I also worked on "Loki's Fishnets" and finished reading Coyote Blue. Three library books left; I started Catherine Asaro's The Radiant Seas but put it down again, at least for awhile; it just wasn't holding me. Started Damien Broderick's The White Abacus; we'll see how that one goes.

Christopher Moore has evidently spent time driving across Utah as well as living in the Bay Area: "From time to time someone would break the silence by saying, 'Pretty rock' -- a statement which covered the complete observational spectrum for Utah's landscape -- then they would lapse into silence for a half hour or so." I just love his setting tidbits like that, in both of his books I've read so far. Also, Coyote made me laugh, but it was mostly the kind of laughing that comes with context, so I couldn't read the bits out to Mark and make him laugh, too.

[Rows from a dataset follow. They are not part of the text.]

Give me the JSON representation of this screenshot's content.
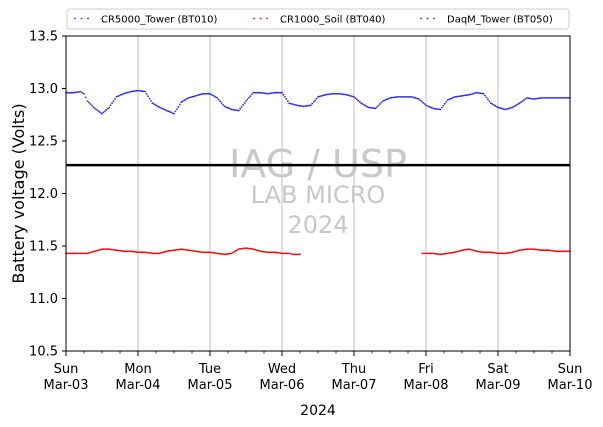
{
  "chart_data": {
    "type": "scatter",
    "xlabel": "2024",
    "ylabel": "Battery voltage (Volts)",
    "ylim": [
      10.5,
      13.5
    ],
    "y_ticks": [
      "10.5",
      "11.0",
      "11.5",
      "12.0",
      "12.5",
      "13.0",
      "13.5"
    ],
    "y_tick_values": [
      10.5,
      11.0,
      11.5,
      12.0,
      12.5,
      13.0,
      13.5
    ],
    "x_range_days": [
      0,
      7
    ],
    "x_ticks": [
      {
        "day": 0,
        "line1": "Sun",
        "line2": "Mar-03"
      },
      {
        "day": 1,
        "line1": "Mon",
        "line2": "Mar-04"
      },
      {
        "day": 2,
        "line1": "Tue",
        "line2": "Mar-05"
      },
      {
        "day": 3,
        "line1": "Wed",
        "line2": "Mar-06"
      },
      {
        "day": 4,
        "line1": "Thu",
        "line2": "Mar-07"
      },
      {
        "day": 5,
        "line1": "Fri",
        "line2": "Mar-08"
      },
      {
        "day": 6,
        "line1": "Sat",
        "line2": "Mar-09"
      },
      {
        "day": 7,
        "line1": "Sun",
        "line2": "Mar-10"
      }
    ],
    "grid": "vertical",
    "reference_line": {
      "y": 12.27,
      "color": "#000000"
    },
    "legend_position": "top",
    "watermark": [
      "IAG / USP",
      "LAB MICRO",
      "2024"
    ],
    "series": [
      {
        "name": "CR5000_Tower (BT010)",
        "color": "#2b2bff",
        "x": [
          0.0,
          0.1,
          0.2,
          0.25,
          0.3,
          0.4,
          0.5,
          0.6,
          0.7,
          0.8,
          0.9,
          1.0,
          1.1,
          1.2,
          1.3,
          1.4,
          1.5,
          1.6,
          1.7,
          1.8,
          1.9,
          2.0,
          2.1,
          2.2,
          2.3,
          2.4,
          2.5,
          2.6,
          2.7,
          2.8,
          2.9,
          3.0,
          3.1,
          3.2,
          3.3,
          3.4,
          3.5,
          3.6,
          3.7,
          3.8,
          3.9,
          4.0,
          4.1,
          4.2,
          4.3,
          4.4,
          4.5,
          4.6,
          4.7,
          4.8,
          4.9,
          5.0,
          5.1,
          5.2,
          5.3,
          5.4,
          5.5,
          5.6,
          5.7,
          5.8,
          5.9,
          6.0,
          6.1,
          6.2,
          6.3,
          6.4,
          6.5,
          6.6,
          6.7,
          6.8,
          6.9,
          7.0
        ],
        "y": [
          12.96,
          12.96,
          12.97,
          12.95,
          12.88,
          12.81,
          12.76,
          12.82,
          12.92,
          12.95,
          12.97,
          12.98,
          12.97,
          12.86,
          12.82,
          12.79,
          12.76,
          12.87,
          12.91,
          12.93,
          12.95,
          12.95,
          12.91,
          12.83,
          12.8,
          12.79,
          12.88,
          12.96,
          12.96,
          12.95,
          12.96,
          12.96,
          12.86,
          12.84,
          12.83,
          12.84,
          12.92,
          12.94,
          12.95,
          12.95,
          12.94,
          12.92,
          12.86,
          12.82,
          12.81,
          12.88,
          12.91,
          12.92,
          12.92,
          12.92,
          12.9,
          12.84,
          12.81,
          12.8,
          12.89,
          12.92,
          12.93,
          12.94,
          12.96,
          12.95,
          12.86,
          12.82,
          12.8,
          12.82,
          12.86,
          12.91,
          12.9,
          12.91,
          12.91,
          12.91,
          12.91,
          12.91
        ]
      },
      {
        "name": "CR1000_Soil (BT040)",
        "color": "#ff0000",
        "segments": [
          {
            "x": [
              0.0,
              0.1,
              0.2,
              0.3,
              0.4,
              0.5,
              0.6,
              0.7,
              0.8,
              0.9,
              1.0,
              1.1,
              1.2,
              1.3,
              1.4,
              1.5,
              1.6,
              1.7,
              1.8,
              1.9,
              2.0,
              2.1,
              2.2,
              2.3,
              2.4,
              2.5,
              2.6,
              2.7,
              2.8,
              2.9,
              3.0,
              3.1,
              3.15,
              3.25
            ],
            "y": [
              11.43,
              11.43,
              11.43,
              11.43,
              11.45,
              11.47,
              11.47,
              11.46,
              11.45,
              11.45,
              11.44,
              11.44,
              11.43,
              11.43,
              11.45,
              11.46,
              11.47,
              11.46,
              11.45,
              11.44,
              11.44,
              11.43,
              11.42,
              11.43,
              11.47,
              11.48,
              11.47,
              11.45,
              11.44,
              11.44,
              11.43,
              11.43,
              11.42,
              11.42
            ]
          },
          {
            "x": [
              4.95,
              5.0,
              5.1,
              5.2,
              5.3,
              5.4,
              5.5,
              5.6,
              5.7,
              5.8,
              5.9,
              6.0,
              6.1,
              6.2,
              6.3,
              6.4,
              6.5,
              6.6,
              6.7,
              6.8,
              6.9,
              7.0
            ],
            "y": [
              11.43,
              11.43,
              11.43,
              11.42,
              11.43,
              11.44,
              11.46,
              11.47,
              11.45,
              11.44,
              11.44,
              11.43,
              11.43,
              11.44,
              11.46,
              11.47,
              11.47,
              11.46,
              11.46,
              11.45,
              11.45,
              11.45
            ]
          }
        ]
      },
      {
        "name": "DaqM_Tower (BT050)",
        "color": "#3b3b5a",
        "x": [],
        "y": []
      }
    ]
  }
}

I am seized with a sudden and powerful hunger for cookie dough. At 8:30 in the morning. Drat. Not only did I not make lefse this year, I didn't make anything that could be mistaken for Christmas cookies. I haven't baked anything since before Thanksgiving. And I don't particularly want cookies. I just want cookie dough. Spritz dough, specifically, but pepparkakor dough would do in a pinch.

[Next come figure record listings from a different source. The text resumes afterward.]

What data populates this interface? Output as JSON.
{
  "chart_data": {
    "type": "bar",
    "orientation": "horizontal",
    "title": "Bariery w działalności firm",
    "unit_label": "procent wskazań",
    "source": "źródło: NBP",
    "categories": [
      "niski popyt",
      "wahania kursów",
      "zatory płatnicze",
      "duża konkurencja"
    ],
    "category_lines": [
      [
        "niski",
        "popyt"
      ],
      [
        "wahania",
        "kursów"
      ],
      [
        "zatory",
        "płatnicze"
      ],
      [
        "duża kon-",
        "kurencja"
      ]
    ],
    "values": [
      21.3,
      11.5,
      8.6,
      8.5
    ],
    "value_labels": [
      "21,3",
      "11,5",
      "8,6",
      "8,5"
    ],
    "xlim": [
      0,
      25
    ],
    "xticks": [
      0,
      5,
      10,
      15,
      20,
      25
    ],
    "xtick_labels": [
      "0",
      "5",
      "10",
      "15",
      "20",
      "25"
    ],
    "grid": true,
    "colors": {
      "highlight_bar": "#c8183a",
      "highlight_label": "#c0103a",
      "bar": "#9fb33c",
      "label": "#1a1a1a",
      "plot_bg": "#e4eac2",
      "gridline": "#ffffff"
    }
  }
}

And why is December the worst month for the radio? Why do I have to choose between jazz, classical, oldies, and alternative renditions of "Little Drummer Boy?" The alternative station is the best at it -- it alternates "Little Drummer Boy" with Creed and repetitions of "Drops of Jupiter." I really do like that song. I do. It inspired a rather harsh SF story in my head, so I'm grateful to it. But if they played it more often, they'd have to be playing it twice at once.

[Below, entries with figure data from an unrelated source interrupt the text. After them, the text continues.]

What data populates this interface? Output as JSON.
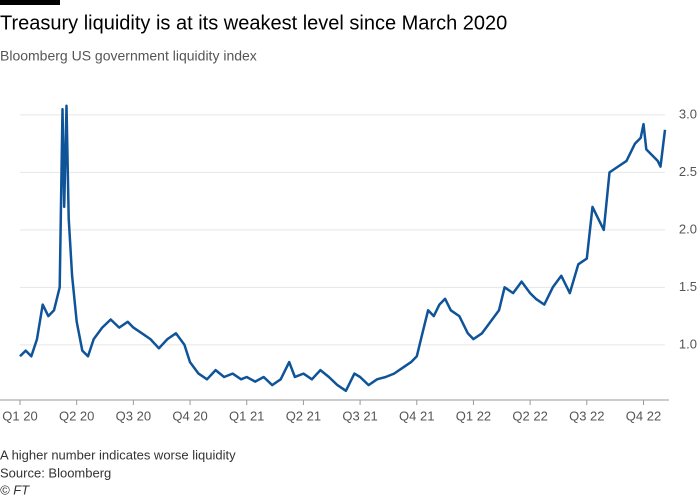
{
  "chart_data": {
    "type": "line",
    "title": "Treasury liquidity is at its weakest level since March 2020",
    "subtitle": "Bloomberg US government liquidity index",
    "note": "A higher number indicates worse liquidity",
    "source": "Source: Bloomberg",
    "credit": "© FT",
    "xlim": [
      0,
      11.45
    ],
    "xticks": [
      {
        "value": 0,
        "label": "Q1 20"
      },
      {
        "value": 1,
        "label": "Q2 20"
      },
      {
        "value": 2,
        "label": "Q3 20"
      },
      {
        "value": 3,
        "label": "Q4 20"
      },
      {
        "value": 4,
        "label": "Q1 21"
      },
      {
        "value": 5,
        "label": "Q2 21"
      },
      {
        "value": 6,
        "label": "Q3 21"
      },
      {
        "value": 7,
        "label": "Q4 21"
      },
      {
        "value": 8,
        "label": "Q1 22"
      },
      {
        "value": 9,
        "label": "Q2 22"
      },
      {
        "value": 10,
        "label": "Q3 22"
      },
      {
        "value": 11,
        "label": "Q4 22"
      }
    ],
    "ylim": [
      0.52,
      3.26
    ],
    "yticks": [
      {
        "value": 1,
        "label": "1.0"
      },
      1.5,
      {
        "value": 2,
        "label": "2.0"
      },
      2.5,
      {
        "value": 3,
        "label": "3.0"
      }
    ],
    "grid": true,
    "series": [
      {
        "color": "#0f5499",
        "x": [
          0,
          0.1,
          0.2,
          0.3,
          0.4,
          0.5,
          0.6,
          0.7,
          0.75,
          0.78,
          0.82,
          0.86,
          0.92,
          1.0,
          1.1,
          1.2,
          1.3,
          1.45,
          1.6,
          1.75,
          1.9,
          2.0,
          2.15,
          2.3,
          2.45,
          2.6,
          2.75,
          2.9,
          3.0,
          3.15,
          3.3,
          3.45,
          3.6,
          3.75,
          3.9,
          4.0,
          4.15,
          4.3,
          4.45,
          4.6,
          4.75,
          4.85,
          5.0,
          5.15,
          5.3,
          5.45,
          5.6,
          5.75,
          5.9,
          6.0,
          6.15,
          6.3,
          6.45,
          6.6,
          6.75,
          6.9,
          7.0,
          7.1,
          7.2,
          7.3,
          7.4,
          7.5,
          7.6,
          7.75,
          7.9,
          8.0,
          8.15,
          8.3,
          8.45,
          8.55,
          8.7,
          8.85,
          9.0,
          9.1,
          9.25,
          9.4,
          9.55,
          9.7,
          9.85,
          10.0,
          10.1,
          10.2,
          10.3,
          10.4,
          10.55,
          10.7,
          10.85,
          10.95,
          11.0,
          11.05,
          11.15,
          11.25,
          11.3,
          11.38
        ],
        "values": [
          0.9,
          0.95,
          0.9,
          1.05,
          1.35,
          1.25,
          1.3,
          1.5,
          3.05,
          2.2,
          3.08,
          2.1,
          1.6,
          1.2,
          0.95,
          0.9,
          1.05,
          1.15,
          1.22,
          1.15,
          1.2,
          1.15,
          1.1,
          1.05,
          0.97,
          1.05,
          1.1,
          1.0,
          0.85,
          0.75,
          0.7,
          0.78,
          0.72,
          0.75,
          0.7,
          0.72,
          0.68,
          0.72,
          0.65,
          0.7,
          0.85,
          0.72,
          0.75,
          0.7,
          0.78,
          0.72,
          0.65,
          0.6,
          0.75,
          0.72,
          0.65,
          0.7,
          0.72,
          0.75,
          0.8,
          0.85,
          0.9,
          1.1,
          1.3,
          1.25,
          1.35,
          1.4,
          1.3,
          1.25,
          1.1,
          1.05,
          1.1,
          1.2,
          1.3,
          1.5,
          1.45,
          1.55,
          1.45,
          1.4,
          1.35,
          1.5,
          1.6,
          1.45,
          1.7,
          1.75,
          2.2,
          2.1,
          2.0,
          2.5,
          2.55,
          2.6,
          2.75,
          2.8,
          2.92,
          2.7,
          2.65,
          2.6,
          2.55,
          2.87
        ]
      }
    ]
  }
}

My name is not Laurel. Bay Laurel is the name of the press doing WIHA. It is not my name, and if it was, "Bay," not "Laurel" would be the appropriate single-word address. But when the editor's name is plastered right on the guidelines, I don't see the problem. Also, how much of an interpretive dance do I need to do to get people to understand that stories about hating aliens need to feature aliens??? I got another good story yesterday. But I'm still shaking my head over the totally alien-free stories whose cover letters address me as "Laurel."

Well, I don't like to bitch in my journal about editors -- at least, not by name. Seems unprofessional. But one of my favorite stories has been at Deep Outside since April. I did an e-query. I did a snail-mail query. Nothing. Trey has heard from them. Tim has gotten accepted and published by them in this time frame. But they can't answer either of my queries? I mean, if they just can't find the story, saying, sorry, we haven't seen this story, go on ahead and re-send it if you like, seems like a reasonable course of action. And if they're thinking hard about it, you would think that they could respond to the e-query with, "No, we have this story; it's still under consideration." Or the paper query. Whichever. So I'm withdrawing the story after more than eight months there, and I'm wary of sending them another, ever. Not acceptable behavior. They say on their "about us" page that they prefer the term "web magazine" to "ezine" or "zine" to emphasize their 100% professional behavior. I am...amused. I hate to cross a professional publication off my list of possible markets, but if they're going to behave as though I don't exist, it seems like they've already crossed me off.

Seems like there should be a better way of handling this situation. I just can't think of one. And professionalism is not a single-edged blade. It is not something editors get to use to force writers into behaving to editors' advantage. Good editors aren't trying to use it that way, either. It's a good thing I've run into quite a few of those, or this submission thing would just get depressing.